Griffin Ian J, Lynch Mary Frances, Hawthorne Keli M, Chen Zhensheng, Hamzo Maria, Abrams Steven A
USDA/ARS Children's Nutrition Research Center, 1100 Bates St., Houston, TX 77030, USA.
J Am Coll Nutr. 2008 Apr;27(2):349-55. doi: 10.1080/07315724.2008.10719711.
In adults, adaptation to changes in magnesium intake is largely due to changes in fractional magnesium absorption and urinary magnesium excretion. We sought to examine whether these homeostatic mechanism also occurred in young children.
Children, 12-48 m old were studied (n=30). They were adapted to a home diet representative of their usual magnesium intake for 7 d then admitted for a stable isotope study. Children received 5 mg Mg-25 intravenously, and 10 mg Mg-26 orally (5 mg with breakfast and 5 mg with lunch). Magnesium absorption was calculated from the relative fractional excretion of the oral and intravenous isotopes in the urine samples. Endogenous fecal magnesium absorption was calculated in a subgroup from the fecal and urinary excretion of the intravenous tracer.
Magnesium intake (mean +/- SD; 106 +/- 25 mg/d) was significantly greater than the Estimated Average Requirement (EAR) described by the Institute of Medicine in the US (65 mg/d, p < 0.0001). Across the range of intake studied, fractional magnesium absorption was significantly (P = 0.0383) but weakly (r(2) = 0.144) related to magnesium intake. Absolute magnesium absorption (the product of fractional absorption and intake) significantly increased as intake increased (r(2) = 0.566, P < 0.0001). Urinary magnesium excretion was unrelated to magnesium intake (r(2) = 0.036, P = 0.31). Endogenous fecal magnesium excretion tended to increase as magnesium intake increased (r(2) = 0.312, P = 0.12). Magnesium retention (absolute absorption minus urinary and fecal losses) was positive in 26 of the 30 subjects studied, and was linearly related to magnesium intake (r(2) = 0.157, P = 0.0304). A magnesium intake of 52-78 mg/d would appear to be required to meet the needs for absorbed magnesium for half the children at this age range, suggesting that the current EAR is broadly appropriate.
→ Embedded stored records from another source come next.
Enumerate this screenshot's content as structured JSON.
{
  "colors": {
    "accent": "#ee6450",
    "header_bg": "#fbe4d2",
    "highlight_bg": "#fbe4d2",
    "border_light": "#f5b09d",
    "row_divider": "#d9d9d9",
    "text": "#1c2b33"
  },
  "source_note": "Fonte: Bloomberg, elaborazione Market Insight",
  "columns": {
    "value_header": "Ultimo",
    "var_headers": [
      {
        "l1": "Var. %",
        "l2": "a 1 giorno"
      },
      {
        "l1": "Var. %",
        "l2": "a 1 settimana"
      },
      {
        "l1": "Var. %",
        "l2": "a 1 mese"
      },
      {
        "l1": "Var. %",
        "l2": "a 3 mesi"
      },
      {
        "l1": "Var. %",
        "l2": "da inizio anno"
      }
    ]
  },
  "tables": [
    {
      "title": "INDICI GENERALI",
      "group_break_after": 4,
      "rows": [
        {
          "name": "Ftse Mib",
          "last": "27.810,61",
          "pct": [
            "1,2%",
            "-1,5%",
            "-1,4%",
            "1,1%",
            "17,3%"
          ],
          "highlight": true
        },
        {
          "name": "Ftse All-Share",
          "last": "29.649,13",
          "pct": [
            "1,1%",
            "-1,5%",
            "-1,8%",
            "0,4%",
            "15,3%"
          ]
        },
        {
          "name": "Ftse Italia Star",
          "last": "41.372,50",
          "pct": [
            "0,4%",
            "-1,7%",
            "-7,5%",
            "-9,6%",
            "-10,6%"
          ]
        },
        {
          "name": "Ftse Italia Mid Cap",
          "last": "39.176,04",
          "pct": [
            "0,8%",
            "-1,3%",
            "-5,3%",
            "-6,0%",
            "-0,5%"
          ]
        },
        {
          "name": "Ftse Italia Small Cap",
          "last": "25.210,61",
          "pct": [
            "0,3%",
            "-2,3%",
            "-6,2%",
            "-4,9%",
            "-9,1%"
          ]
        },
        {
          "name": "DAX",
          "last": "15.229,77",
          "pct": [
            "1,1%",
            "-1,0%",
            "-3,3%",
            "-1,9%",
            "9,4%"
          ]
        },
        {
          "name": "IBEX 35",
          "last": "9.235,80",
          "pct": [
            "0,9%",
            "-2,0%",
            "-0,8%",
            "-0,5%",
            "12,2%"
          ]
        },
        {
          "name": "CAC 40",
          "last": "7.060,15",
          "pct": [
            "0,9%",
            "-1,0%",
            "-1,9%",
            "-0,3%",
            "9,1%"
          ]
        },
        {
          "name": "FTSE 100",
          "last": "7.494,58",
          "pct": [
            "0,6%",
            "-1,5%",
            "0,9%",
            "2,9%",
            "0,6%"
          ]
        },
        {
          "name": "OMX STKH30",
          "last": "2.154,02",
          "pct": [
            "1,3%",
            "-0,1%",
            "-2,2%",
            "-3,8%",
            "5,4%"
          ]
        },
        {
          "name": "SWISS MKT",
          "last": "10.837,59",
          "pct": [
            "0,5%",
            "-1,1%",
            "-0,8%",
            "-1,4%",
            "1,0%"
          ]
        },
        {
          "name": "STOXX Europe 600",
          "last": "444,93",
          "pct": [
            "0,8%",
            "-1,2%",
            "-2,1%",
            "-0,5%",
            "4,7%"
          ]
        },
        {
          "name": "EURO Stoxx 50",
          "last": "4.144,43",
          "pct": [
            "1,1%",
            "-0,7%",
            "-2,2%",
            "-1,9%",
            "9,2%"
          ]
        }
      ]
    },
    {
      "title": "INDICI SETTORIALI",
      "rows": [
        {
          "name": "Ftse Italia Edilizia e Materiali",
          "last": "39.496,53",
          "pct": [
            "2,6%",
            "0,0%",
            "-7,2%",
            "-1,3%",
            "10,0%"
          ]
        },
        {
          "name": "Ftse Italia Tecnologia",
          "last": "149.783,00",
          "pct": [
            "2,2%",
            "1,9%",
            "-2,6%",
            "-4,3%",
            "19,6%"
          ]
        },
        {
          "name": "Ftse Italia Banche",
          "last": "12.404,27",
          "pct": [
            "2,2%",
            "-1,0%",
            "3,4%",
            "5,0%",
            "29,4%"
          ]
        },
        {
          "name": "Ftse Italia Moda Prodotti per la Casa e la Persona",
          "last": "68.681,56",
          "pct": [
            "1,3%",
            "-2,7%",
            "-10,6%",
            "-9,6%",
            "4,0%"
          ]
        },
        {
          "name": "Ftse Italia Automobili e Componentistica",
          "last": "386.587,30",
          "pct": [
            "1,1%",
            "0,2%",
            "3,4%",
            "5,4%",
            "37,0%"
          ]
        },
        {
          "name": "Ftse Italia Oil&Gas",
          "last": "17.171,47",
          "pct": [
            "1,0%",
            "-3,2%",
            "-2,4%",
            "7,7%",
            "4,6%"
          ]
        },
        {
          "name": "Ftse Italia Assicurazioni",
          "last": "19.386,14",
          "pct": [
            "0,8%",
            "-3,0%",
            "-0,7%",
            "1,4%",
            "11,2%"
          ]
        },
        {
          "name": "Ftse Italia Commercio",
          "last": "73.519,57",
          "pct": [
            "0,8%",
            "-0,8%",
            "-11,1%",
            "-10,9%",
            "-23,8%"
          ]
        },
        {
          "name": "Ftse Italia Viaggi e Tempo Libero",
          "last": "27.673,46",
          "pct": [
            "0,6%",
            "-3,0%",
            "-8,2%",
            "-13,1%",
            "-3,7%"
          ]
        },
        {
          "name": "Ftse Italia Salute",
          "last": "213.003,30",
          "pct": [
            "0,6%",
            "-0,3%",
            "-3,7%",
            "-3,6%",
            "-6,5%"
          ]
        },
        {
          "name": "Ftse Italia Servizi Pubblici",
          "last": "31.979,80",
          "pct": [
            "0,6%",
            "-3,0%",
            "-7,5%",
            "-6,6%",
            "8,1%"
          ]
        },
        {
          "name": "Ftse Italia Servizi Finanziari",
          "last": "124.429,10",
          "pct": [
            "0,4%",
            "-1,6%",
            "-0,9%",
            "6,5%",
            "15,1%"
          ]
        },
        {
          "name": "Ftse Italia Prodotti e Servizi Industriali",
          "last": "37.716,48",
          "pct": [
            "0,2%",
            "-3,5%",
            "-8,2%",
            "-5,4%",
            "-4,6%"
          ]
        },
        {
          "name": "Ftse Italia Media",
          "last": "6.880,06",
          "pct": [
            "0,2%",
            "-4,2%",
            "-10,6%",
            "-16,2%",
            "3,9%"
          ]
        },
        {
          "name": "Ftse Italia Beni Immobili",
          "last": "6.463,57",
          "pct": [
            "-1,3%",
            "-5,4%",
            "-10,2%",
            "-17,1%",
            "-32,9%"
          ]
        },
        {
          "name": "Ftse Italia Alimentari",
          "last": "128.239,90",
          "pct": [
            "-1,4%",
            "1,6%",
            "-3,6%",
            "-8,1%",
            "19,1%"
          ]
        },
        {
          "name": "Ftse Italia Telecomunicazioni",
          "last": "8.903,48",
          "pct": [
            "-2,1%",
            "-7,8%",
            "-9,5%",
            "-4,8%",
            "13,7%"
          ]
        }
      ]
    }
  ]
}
In young children, consuming magnesium intakes typical of the US population, fractional magnesium absorption is a major site of magnesium homeostasis, but magnesium retention increased linearly across the intake range studied. Our results support at EAR for magnesium of 55-80 mg/d and an RDA of 70-100 mg/d.
在成年人中,对镁摄入量变化的适应很大程度上归因于镁的分数吸收和尿镁排泄的变化。我们试图研究这些稳态机制是否也在幼儿中出现。
对12至48个月大的儿童进行了研究(n = 30)。他们先适应代表其日常镁摄入量的家庭饮食7天,然后入院进行稳定同位素研究。儿童静脉注射5毫克Mg-25,口服10毫克Mg-26(早餐时5毫克,午餐时5毫克)。根据尿液样本中口服和静脉注射同位素的相对分数排泄计算镁的吸收情况。在一个亚组中,根据静脉注射示踪剂的粪便和尿液排泄计算内源性粪便镁吸收情况。
镁摄入量(平均值±标准差;106±25毫克/天)显著高于美国医学研究所描述的估计平均需求量(EAR)(65毫克/天,p < 0.0001)。在所研究的摄入量范围内,镁的分数吸收与镁摄入量显著相关(P = 0.0383),但相关性较弱(r² = 0.144)。绝对镁吸收量(分数吸收与摄入量的乘积)随着摄入量的增加而显著增加(r² = 0.566,P < 0.0001)。尿镁排泄与镁摄入量无关(r² = 0.036,P = 0.31)。内源性粪便镁排泄量倾向于随着镁摄入量的增加而增加(r² = 0.312,P = 0.12)。在所研究的30名受试者中,有26名的镁潴留(绝对吸收量减去尿液和粪便损失量)为正值,并且与镁摄入量呈线性相关(r² = 0.157,P = 0.0304)。这个年龄范围的儿童中,似乎有一半需要摄入52 - 78毫克/天的镁才能满足对吸收镁的需求,这表明当前的EAR大致合适。
在幼儿中,摄入美国人群典型的镁摄入量时,镁的分数吸收是镁稳态的主要部位,但在所研究的摄入量范围内,镁潴留呈线性增加。我们的结果支持镁的EAR为55 - 80毫克/天,RDA为70 - 100毫克/天。